Background: Neuromas are painful collections of unorganized axon fibers resulting from trauma, amputation, or surgical procedures. Despite ultrasound (US) being a widely utilized and easily accessible imaging modality, its use in the management of neuromas has thus far been limited to diagnostic confirmation or guidance for steroid and anesthetic injections. This technical case series will demonstrate the utility of preoperative US-guided curved-needle localization for surgical excision of lower extremity neuromas.

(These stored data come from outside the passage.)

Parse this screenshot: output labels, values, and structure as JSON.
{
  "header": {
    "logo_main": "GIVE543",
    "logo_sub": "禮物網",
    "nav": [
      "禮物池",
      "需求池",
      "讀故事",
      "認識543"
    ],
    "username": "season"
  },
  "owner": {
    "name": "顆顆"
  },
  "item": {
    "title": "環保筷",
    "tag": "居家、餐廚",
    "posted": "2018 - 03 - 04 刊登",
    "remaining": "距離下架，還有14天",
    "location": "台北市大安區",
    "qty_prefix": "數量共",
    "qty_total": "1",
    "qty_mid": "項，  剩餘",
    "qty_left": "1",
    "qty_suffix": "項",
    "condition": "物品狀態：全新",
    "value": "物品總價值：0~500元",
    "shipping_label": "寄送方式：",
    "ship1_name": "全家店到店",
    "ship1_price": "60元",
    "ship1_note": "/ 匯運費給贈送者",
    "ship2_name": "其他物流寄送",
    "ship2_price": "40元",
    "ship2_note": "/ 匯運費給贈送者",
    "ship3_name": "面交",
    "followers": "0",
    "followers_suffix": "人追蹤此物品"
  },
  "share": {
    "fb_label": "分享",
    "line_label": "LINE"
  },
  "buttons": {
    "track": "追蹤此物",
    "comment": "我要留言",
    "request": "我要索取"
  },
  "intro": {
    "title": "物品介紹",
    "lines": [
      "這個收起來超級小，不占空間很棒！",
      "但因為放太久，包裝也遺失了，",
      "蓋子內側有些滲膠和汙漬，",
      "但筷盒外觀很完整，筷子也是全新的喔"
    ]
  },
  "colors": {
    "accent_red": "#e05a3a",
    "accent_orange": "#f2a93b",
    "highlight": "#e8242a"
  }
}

Methods: The course of five patients with symptomatic lower extremity neuromas were retrospectively reviewed. The case series corroborates the technical nuances of localizing lower extremity neuromas by US-guided curved needle and wire placement prior to operative neuroma excision. This approach was developed by a multidisciplinary team including plastic surgery, neurosurgery, and radiology.
Results: Four patients had US-guided needle localization of their lower extremity neuromas the morning of planned operative excision. Two patients had neuromas in the lateral femoral cutaneous nerve, one patient had a saphenous nerve neuroma, and the remaining patient had multiple neuromas, with the most significant tumors located in the peroneal distribution and sciatic nerve sheath. One additional patient had US-guided sural nerve hydrodissection and nerve release by radiology. All five patients had a history of one or more US-guided nerve blocks with a steroid and anesthetic mixture leading to symptomatic relief confirming the neuroma. Localization of neuroma by color doppler sonography was performed following local anesthetic injection of lidocaine without epinephrine. After US-guided needle advancement, a wire was left percutaneously and secured with steri strips and a tegaderm dressing before transferring the patient to the operating room for surgical excision. Preoperative ultrasound-guided wire placement allowed for simplified marking of the nerve course prior to initial dissection and efficient identification of the neuroma through scarred tissue for excision. There were no complications related to needle-localization in any of the five patients.
Conclusion: Preoperative US-guided curved-needle localization led to the safe and accurate identification of neuromas from multiple origins in the lower extremity. In addition to diagnostic confirmation and injections for symptomatic relief, this multidisciplinary approach using US-guidance may be beneficial in defining planes for dissection and reducing challenges in the identification of neuromas in a scarred bed.